'I challenge you to a dance off
Hands off, no trash talk, no back walk
On the black top, just me, you, that's all
No cat calls, no tag teams, no mascots
Right now, dance off'
To say Tony and Rhodes had drank a little would be an understatement, the guys had been to a bar like they used to as Students and but all but drank it dry, the establishment had actually ran out of Whisky.
Once back at the new house in Malibu they not so quietly stumbled down the stairs to Tony's lab so they could have fun on the immense sound system down there, it was where Tony spent most of his time so it's where he had installed it. No brainier.
After a few more drinks and playing around moon dancing with a gauntlet on each, they jumped up and started a dance off when the coincidentally named song started. (Dance off by Macklamore Ryan Lewis) laughing loudly as they both stood across from each other copying some of the dance moves from the music video along with a couple of their own. Needless to say it was rather comical watching the Billionaire and his best friend flair about. FRIDAY had a lot of good footage to use against her creator, if she needed to get him to go to bed or answer a phone call.
When 'This is America' By Childish Gambino came on at the start the song, Rhodey cocked his him to the side like well established artist does at the beginning of the music video and held his hand out, the infamous sound of the power thruster started up and shot out a jet of energy apparently the safety wasn't on.
There was a shattering and suddenly glass was everywhere he had just shot an energy burst into one of the glass walls.Oops.
Tony just laughed blowing his own whole in the wall next to Rhodey's. The two men found this excessively funny in their drunken states. Suddenly there was a loud coughing from behind the pair.
"THIS is why your suits have safety features, Stark!" Said a very irritated Captain Steve Rogers who was gesturing towards the gaping holes in the walls. He stood there towering above the two men hands on hips, the super soldier was not happy and the two miscreants couldn't care less.
Rhodey just started the captain down face straight. "We don't know what your on about Cap?"
Steve pinched the bridge of his nose and sighed "I'm pretty sure you do."
The pair immediately tipped into incoherent laughter, trying to hold each other up. They were like naughty school boys when they were drunk.
Steve had to snort himself, he hadn't heard the pair laugh in a while but as much as it was nice to see his team mates laugh he shouted at them like a strict matradean.
He held his hand out "Gloves Gents"
They held their hands out still laughing the gauntlet's came off with a click. Steve took them setting them down on the workstation and turned the music off whilst overthere which got a slurred "BOOOOOOO-OOOOO" From the two men.
"Come on you two, BED" and pointed towards the stairs.
Rhodey huffed and with a little salute to the cap along with firing a wink and air guns at Stark. He clambered up the stairs and off into his quarters.
Tony however was pouting like a child, arms crossed "Come on tony" Cap moved closer and Tony sloppily pushed an arm out, signalling him to go away. "Your no fun Rogers" tony hiccuped out as he then started walking towards the doors.Once at the stairs he heavily grabbed the side started to walk but it was like he was melting into the floor and was eventually laying on them.Steve sighed and picked the man up bridal style, tony looked up at him through hooded eyes as it seemed they where now made of led.
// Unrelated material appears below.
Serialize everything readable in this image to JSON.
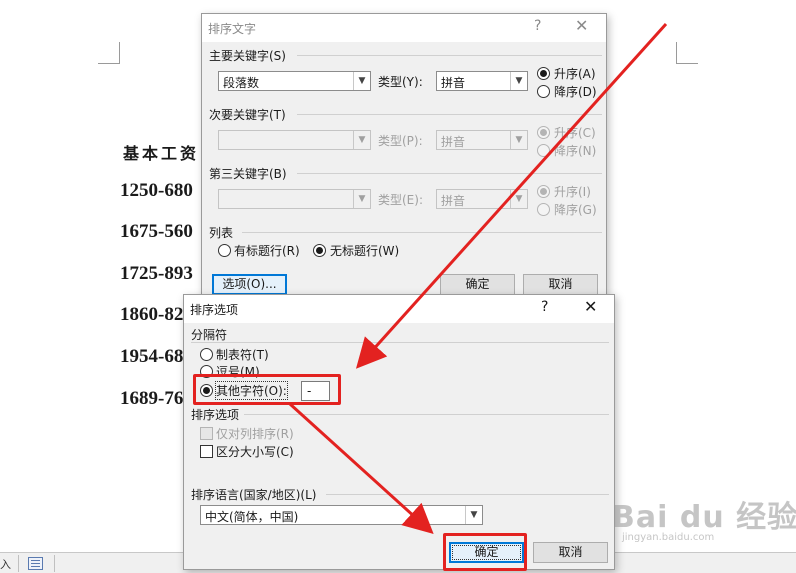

"Do-hick-I even way anything to you-hick?" Tony sloppily wiped his mouth and poked Steve's chest."No, it's like holding some grapes" he looked down at Tony smiling. It wasn't so bad the man was drunk, he was actually kinda cute. As he drunkenly started to get comfy in Steve's arms, snuggling in like a small child.
It was a good job a few of the team had all decided to take a break otherwise the good Captain wouldn't be there, to avoid any more mess from occurring.
Steve took Tony down to his room kicking the door open and placing him down on his bed, well he tried at least the man was a limpet.
"Let go Tony" Steve tried to pry the slightly sticky fingers of him and Tony grunted.
"Mnnno" lolling his head to the side he moved to sleep again, Steve still crouched over the bed with the smaller man clinging onto him huffed and turned to the side lowering himself and letting them both lie in the bed "There we go buddy, in a bed".
At this Tony re-adjusted and threw himself into Steve's neck cuddling close almost strangling him "Mmm, warm".Patting Tony's back he just sighed "Yeah, right there that's the best way to sleep."